Year of a Hundred books – #44 Shifu, You’ll Do Anything for a Laugh

Shifu, You'll Do Anything for a LaughShifu, You’ll Do Anything for a LaughMo Yan

3/5

I’ve mentioned before that from a reviewing perspective, anthologies and collections are somewhat difficult. This time round however, the task is slightly less daunting, as at least all of the stories in Shifu, You’ll Do Anything for a Laugh are written by the same author, last year’s Nobel Prize Laureate, Mo Yan.
Maybe the best place for me to start with Mo Yan’s writing wasn’t a collection of short stories, unless an author specialises in the medium, it’s rarely the best example of their work. Perhaps, if I’d read, for example, Red Sorghum, rather than Shifu, I’d have come away from the work with a better view of his writing. That’s not to say I didn’t like the stories, or didn’t appreciate that they were well written (and translated, which is half the battle), it’s just that after most of them, I found myself at a loss as to what the point of them was. Not that all stories have to have an overarching message or justification for their existence (Lost in Translation famously gets accused of this a lot, but it’s one of my favourite films), it’s just that in this instance I felt that Mo Yan had a point in mind for the stories, and I just missed it.

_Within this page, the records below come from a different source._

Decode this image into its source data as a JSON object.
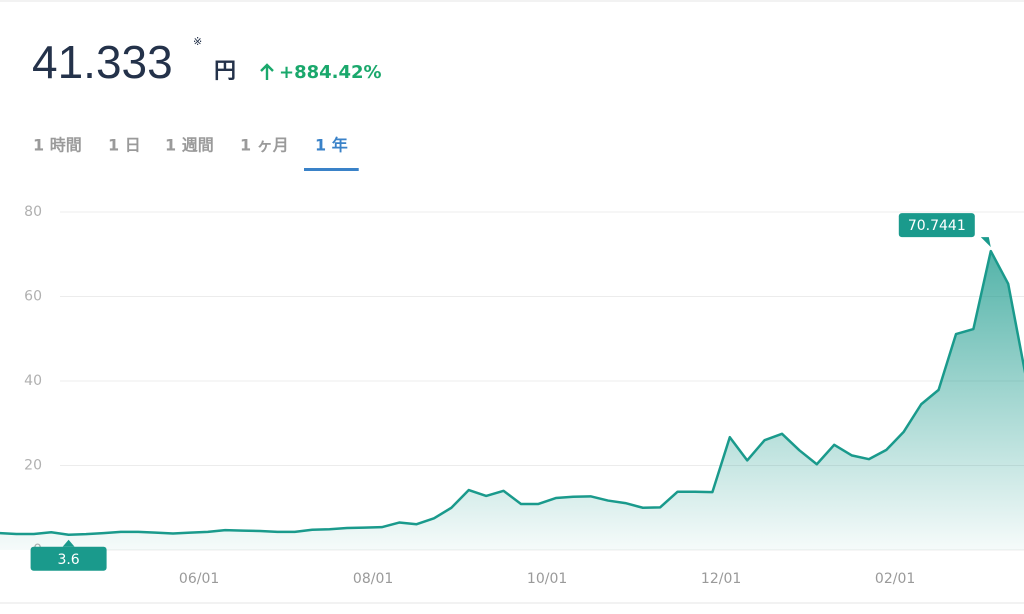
{
  "header": {
    "price": "41.333",
    "note": "※",
    "unit": "円",
    "change": "+884.42%"
  },
  "tabs": [
    {
      "label": "1 時間",
      "active": false
    },
    {
      "label": "1 日",
      "active": false
    },
    {
      "label": "1 週間",
      "active": false
    },
    {
      "label": "1 ヶ月",
      "active": false
    },
    {
      "label": "1 年",
      "active": true
    }
  ],
  "chart_data": {
    "type": "area",
    "color": "#1a9a8c",
    "categories": [
      null,
      null,
      null,
      null,
      null,
      null,
      null,
      null,
      null,
      null,
      null,
      null,
      "06/01",
      null,
      null,
      null,
      null,
      null,
      null,
      null,
      null,
      null,
      "08/01",
      null,
      null,
      null,
      null,
      null,
      null,
      null,
      null,
      null,
      "10/01",
      null,
      null,
      null,
      null,
      null,
      null,
      null,
      null,
      null,
      "12/01",
      null,
      null,
      null,
      null,
      null,
      null,
      null,
      null,
      null,
      "02/01",
      null,
      null,
      null,
      null,
      null,
      null,
      null
    ],
    "values": [
      4.0,
      3.8,
      3.8,
      4.2,
      3.6,
      3.7452,
      4.0,
      4.3,
      4.3,
      4.1,
      3.9,
      4.1,
      4.3,
      4.7,
      4.6,
      4.5,
      4.3,
      4.3,
      4.8,
      4.9,
      5.2,
      5.3,
      5.4,
      6.5,
      6.1,
      7.5,
      10.0,
      14.2,
      12.8,
      14.0,
      10.9,
      10.9,
      12.3,
      12.6,
      12.7,
      11.7,
      11.1,
      10.0,
      10.1,
      13.8,
      13.8,
      13.7,
      26.7,
      21.2,
      26.0,
      27.5,
      23.6,
      20.3,
      24.9,
      22.4,
      21.5,
      23.7,
      28.0,
      34.5,
      37.9,
      51.1,
      52.3,
      70.7441,
      63.0,
      41.333
    ],
    "ylim": [
      0,
      80
    ],
    "yticks": [
      0,
      20,
      40,
      60,
      80
    ],
    "grid": true
  }
}
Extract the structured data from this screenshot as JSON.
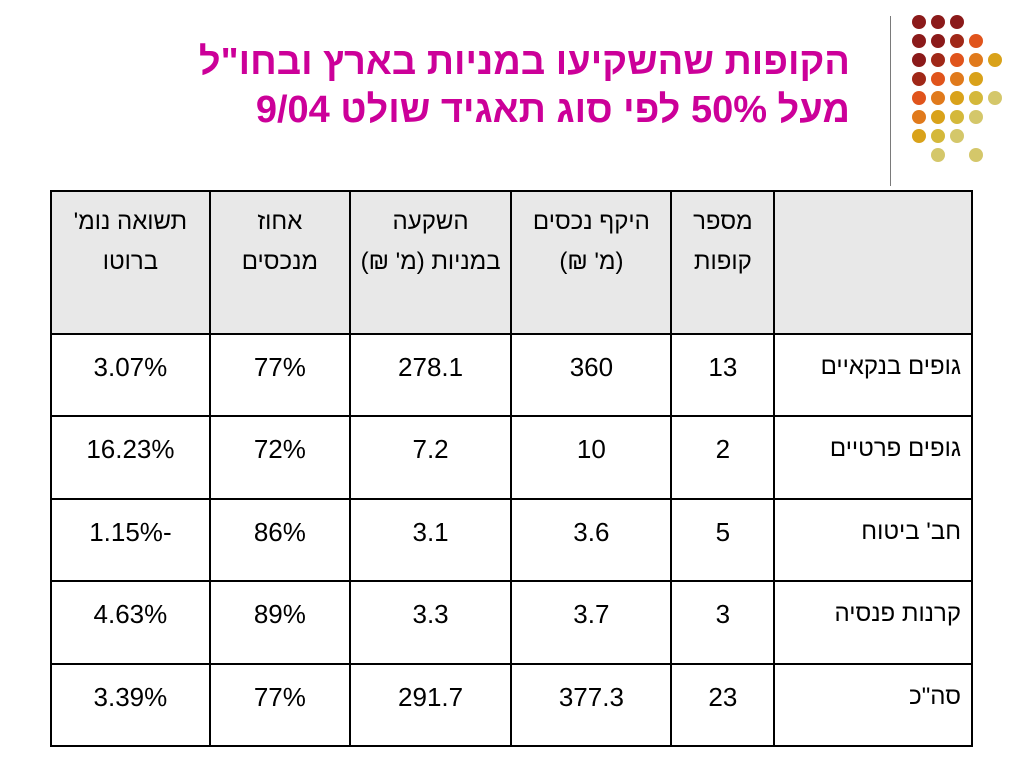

This may be a culture clash, such as in the story Man and Beast, in which a narrator recounts the story of his grandfather living for years in the Japanese mountains, unaware of the end of the Second World War, and finds himself at war with a family of foxes before ultimately encountering an innocent Japanese woman. I’m got the feeling that if I knew more about Chinese mythology and politics, I’d have appreciated the story a lot more than as a rather absurdist take on the difference between humans and animals. Others, I’m not so sure for the reason for my confusion. For example, the story Iron Child, about an orphan who runs away to live on a scrap heap, surviving only on metal until his flesh is transformed into iron and the villagers hunt him down. Unless the point of the story is actually ‘You are what you eat’, I’m sure I’ve missed something.

There were however, some stories I did like. Most notably, Love Story, a rather sweet (you guessed it!) love story between a teenage agricultural worker and an older woman who has fallen foul of the communist regime and her neighbours, who take no encouragement to subject her to lewd insinuations and comments at every opportunity. The interaction between the boy and the woman is heart-warming in its clumsiness and one definitely my favourite from the volume. The other story that stood out for me, is a harsh study of both China’s one child policy and the cultural desire for big families, as well as the effects that this dissonance has on family life.

While interesting its own right, what really struck me about this story was that it really didn’t mesh with the assessment of Mo Yan by Ai Weiwei as having “no involvement with the contemporary struggle”. The critical take on one of the defining policies of the People Republic hardly seems to indicate a lack of involvement. Of course, the story was written in the 1980s, so I suppose that would preclude it from the contemporary aspect of Ai Weiwei’s point, and as policies go, I suppose this hardly ranks with some of the Human Rights abuses the government may or may not be guilty of. I’m unlikely to get to the bottom of this here, but it is something worth thinking about, and if anyone has any light to shed on the matter, I’d definitely be interested in hearing it!.